25 | Les indociles (1/2)

JULES.

Caligo, Eustache et Taya ont regardé Jules un long moment après que Taya a fermé l’ciel. Ils la regardaient encore lorsqu’elle y a plus supporté leur ahurissement et qu’elle leur a crié d’ssus : c’est bon, vous m’lâchez bientôt ? Leur corps s’est crispaturé. Caligo a détourné la tête, est allé s’appuyer contre l’bureau là-bas. L’a sorti son ‘tit flacon d’désinfecto-pue, s’est pué les mains d’propre, les muscles d’sa figure tout givrures, figés, comme si rien l’perturbait jamais et tout l’était toujours sous contrôle. Le hic y’avait son papillon qui volitait partout autour incap’ de s’poser et pour Jules c’tait la preuve qu’Caligo était l’archi tornade là-d’ssous. Gneh. Foutu faux-calme. Eustache, d’son côté, l’a pas arrêté l’examination de Jules. Ses deux yeux bleus perçants, surlignés d’maquillage, pis sa beauté ténébreuse, il était impénétrable. Jules savait pas c’qu’il pensait d’elle, et ça l’inquiétait, trop… Nan en fait elle s’en fichait de l’opinion qu’il pouvait s’faire d’elle à cause qu’elle s’en fiche s’en fiche. S’en fiche vraiment ! Quant à Taya, elle a tenté de réégayer la situation. Les mains sur les hanches, un grain-sourire, elle a lancé un pfiou ! Il en était moins une ! l’air d’penser que ça s’était passé pas trop mal encore. Ensuite, l’a fait un ‘tiot tour de la pièce, un doigt tapotant sa lèvre, étudiant les lieux avec minutie. Soudain elle s’tourne, sa robe verte-lugubrée volette, observe Caligo nonchalamment appuyé contre son bureau. Pis Eustache qui fixe Jules. Pis Jules-r’croqueville à terre qui les défie tous du regard sous la capuche et qui tremblote des mains tellement qu’elle sait pas où elle s’trouve ni comment c’est possible de traverser les endroits comme ça ? Taya s’exclame qu’il fait un peu sombre par ici, vous ne trouvez pas ? Elle claque des doigts. Et des p’tites boules roses, lumineuses, éclatent pis flottent dans la pièce.

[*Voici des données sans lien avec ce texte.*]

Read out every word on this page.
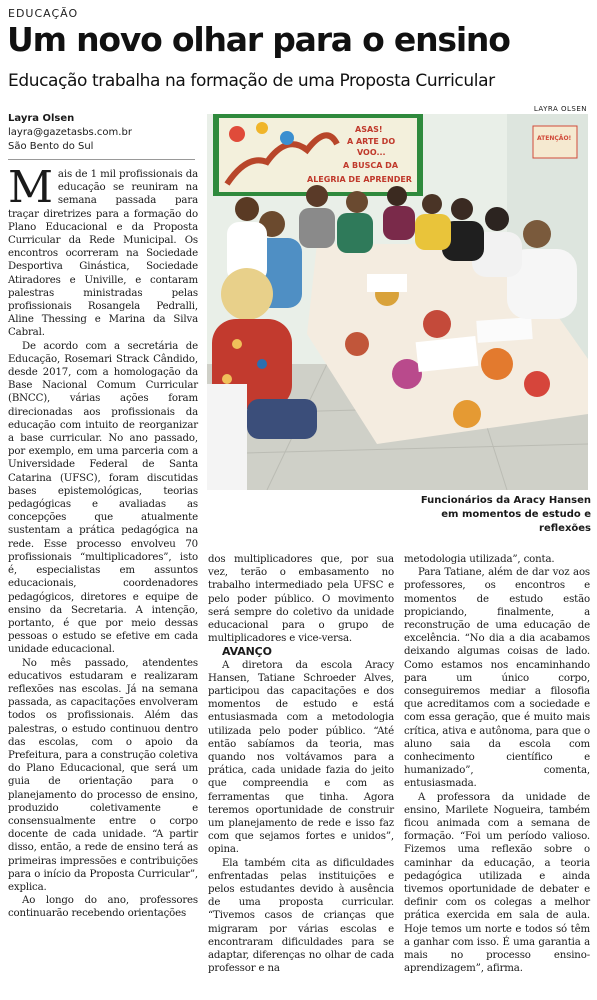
EDUCAÇÃO
Um novo olhar para o ensino
Educação trabalha na formação de uma Proposta Curricular
Layra Olsen
layra@gazetasbs.com.br
São Bento do Sul
LAYRA OLSEN
ASAS!
A ARTE DO
VOO...
A BUSCA DA
ALEGRIA DE APRENDER
ATENÇÃO!
Funcionários da Aracy Hansen em momentos de estudo e reflexões

Mais de 1 mil profissionais da educação se reuniram na semana passada para traçar diretrizes para a formação do Plano Educacional e da Proposta Curricular da Rede Municipal. Os encontros ocorreram na Sociedade Desportiva Ginástica, Sociedade Atiradores e Univille, e contaram palestras ministradas pelas profissionais Rosangela Pedralli, Aline Thessing e Marina da Silva Cabral.

De acordo com a secretária de Educação, Rosemari Strack Cândido, desde 2017, com a homologação da Base Nacional Comum Curricular (BNCC), várias ações foram direcionadas aos profissionais da educação com intuito de reorganizar a base curricular. No ano passado, por exemplo, em uma parceria com a Universidade Federal de Santa Catarina (UFSC), foram discutidas bases epistemológicas, teorias pedagógicas e avaliadas as concepções que atualmente sustentam a prática pedagógica na rede. Esse processo envolveu 70 profissionais “multiplicadores”, isto é, especialistas em assuntos educacionais, coordenadores pedagógicos, diretores e equipe de ensino da Secretaria. A intenção, portanto, é que por meio dessas pessoas o estudo se efetive em cada unidade educacional.

No mês passado, atendentes educativos estudaram e realizaram reflexões nas escolas. Já na semana passada, as capacitações envolveram todos os profissionais. Além das palestras, o estudo continuou dentro das escolas, com o apoio da Prefeitura, para a construção coletiva do Plano Educacional, que será um guia de orientação para o planejamento do processo de ensino, produzido coletivamente e consensualmente entre o corpo docente de cada unidade. “A partir disso, então, a rede de ensino terá as primeiras impressões e contribuições para o início da Proposta Curricular”, explica.

Ao longo do ano, professores continuarão recebendo orientações

dos multiplicadores que, por sua vez, terão o embasamento no trabalho intermediado pela UFSC e pelo poder público. O movimento será sempre do coletivo da unidade educacional para o grupo de multiplicadores e vice-versa.

AVANÇO

A diretora da escola Aracy Hansen, Tatiane Schroeder Alves, participou das capacitações e dos momentos de estudo e está entusiasmada com a metodologia utilizada pelo poder público. “Até então sabíamos da teoria, mas quando nos voltávamos para a prática, cada unidade fazia do jeito que compreendia e com as ferramentas que tinha. Agora teremos oportunidade de construir um planejamento de rede e isso faz com que sejamos fortes e unidos”, opina.

Ela também cita as dificuldades enfrentadas pelas instituições e pelos estudantes devido à ausência de uma proposta curricular. “Tivemos casos de crianças que migraram por várias escolas e encontraram dificuldades para se adaptar, diferenças no olhar de cada professor e na

metodologia utilizada”, conta.

Para Tatiane, além de dar voz aos professores, os encontros e momentos de estudo estão propiciando, finalmente, a reconstrução de uma educação de excelência. “No dia a dia acabamos deixando algumas coisas de lado. Como estamos nos encaminhando para um único corpo, conseguiremos mediar a filosofia que acreditamos com a sociedade e com essa geração, que é muito mais crítica, ativa e autônoma, para que o aluno saia da escola com conhecimento científico e humanizado”, comenta, entusiasmada.

A professora da unidade de ensino, Marilete Nogueira, também ficou animada com a semana de formação. “Foi um período valioso. Fizemos uma reflexão sobre o caminhar da educação, a teoria pedagógica utilizada e ainda tivemos oportunidade de debater e definir com os colegas a melhor prática exercida em sala de aula. Hoje temos um norte e todos só têm a ganhar com isso. É uma garantia a mais no processo ensino-aprendizagem”, afirma.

Ses yeux à Jules, sa bouche : tout ça s’ouvre de stupeur. Les lumioballes dépassent pas la taille d’son poing, elles planent partout, c’est stupéfax, colorent l’espace en rose, c’est époustouflax, comme des minios lanternes du ciel. Et maintenant que c’est plus luminé les choses, Jules peut y voir tous les détails qu’elle passait à côté : un tapis aux motifs pourpres, une vieille commode, un vase dessus, un secrétaire roco’moche, une biblio’ grise d’livres et d’poussière, un bureau boisé noir, un fauteuil décolore, une table basse qui boite, des tableaux d’nature morte, des murs d’papier peint démod’, un chandelier au plafond. Antique la pièce, d’un genre qui fait comme la Brocante. Voilà qui doit faire plaisir à Eustache, moins à Caligo, et Jules c’est surtout toutes ces sphères-lumières barbouillant leur silhouette en lilas qui l’épatent. Ils sont plongés dans une demi-obscurité. Demi-lumiérosé. Ébranlée, Jules tourne la tête en direction d’miss-chignon. Ayant presque tout oublié d’avant c’que Jules a fait l’féroce. Juste secouée par la beautise du truc quoi.

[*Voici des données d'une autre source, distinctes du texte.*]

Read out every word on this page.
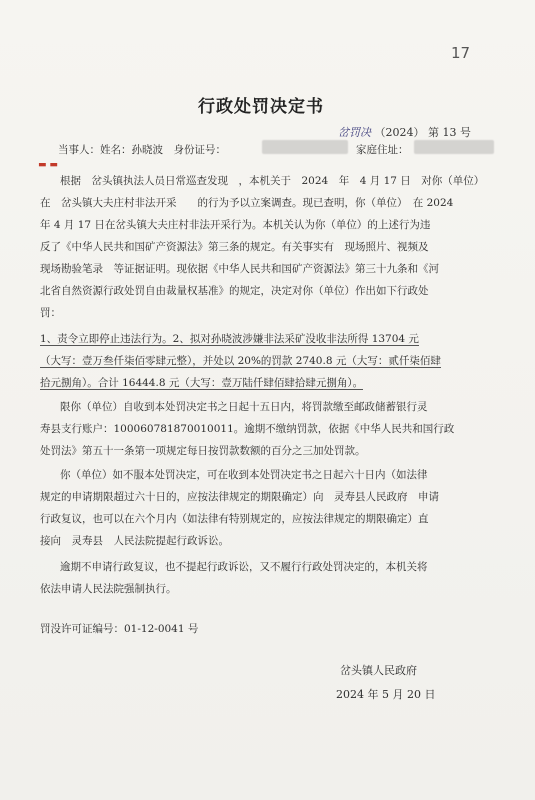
17
行政处罚决定书
岔罚决 （2024） 第 13 号
当事人：姓名：孙晓波　身份证号：	家庭住址：
▬ ▬
根据　岔头镇执法人员日常巡查发现　，本机关于　2024　年　4 月 17 日　对你（单位）
在　岔头镇大夫庄村非法开采　　的行为予以立案调查。现已查明，你（单位）　在 2024
年 4 月 17 日在岔头镇大夫庄村非法开采行为。本机关认为你（单位）的上述行为违
反了《中华人民共和国矿产资源法》第三条的规定。有关事实有　现场照片、视频及
现场勘验笔录　等证据证明。现依据《中华人民共和国矿产资源法》第三十九条和《河
北省自然资源行政处罚自由裁量权基准》的规定，决定对你（单位）作出如下行政处
罚：
1、责令立即停止违法行为。2、拟对孙晓波涉嫌非法采矿没收非法所得 13704 元
（大写：壹万叁仟柒佰零肆元整），并处以 20%的罚款 2740.8 元（大写：贰仟柒佰肆
拾元捌角）。合计 16444.8 元（大写：壹万陆仟肆佰肆拾肆元捌角）。
限你（单位）自收到本处罚决定书之日起十五日内，将罚款缴至邮政储蓄银行灵
寿县支行账户：100060781870010011。逾期不缴纳罚款，依据《中华人民共和国行政
处罚法》第五十一条第一项规定每日按罚款数额的百分之三加处罚款。
你（单位）如不服本处罚决定，可在收到本处罚决定书之日起六十日内（如法律
规定的申请期限超过六十日的，应按法律规定的期限确定）向　灵寿县人民政府　申请
行政复议，也可以在六个月内（如法律有特别规定的，应按法律规定的期限确定）直
接向　灵寿县　人民法院提起行政诉讼。
逾期不申请行政复议，也不提起行政诉讼，又不履行行政处罚决定的，本机关将
依法申请人民法院强制执行。
罚没许可证编号：01-12-0041 号
岔头镇人民政府
2024 年 5 月 20 日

Taya l’observait déjà et lui souriait, amusée par sa réaction. En fluetto-voix, Jules lui demande si c’sont des idéelles ? Chignonne a ri, lui répond par l’affirmative, s’apprête à ajouter quelque chose mais Caligo, nullement impressionné par son numéro, la coupe froidement tout pressé qu’il est :

— Où sont les autres ?

— Oh ! Calmos mon gars, se défend-t-elle, vous étiez les premiers dans mon planning. Je vais les chercher tes autres. D’ailleurs…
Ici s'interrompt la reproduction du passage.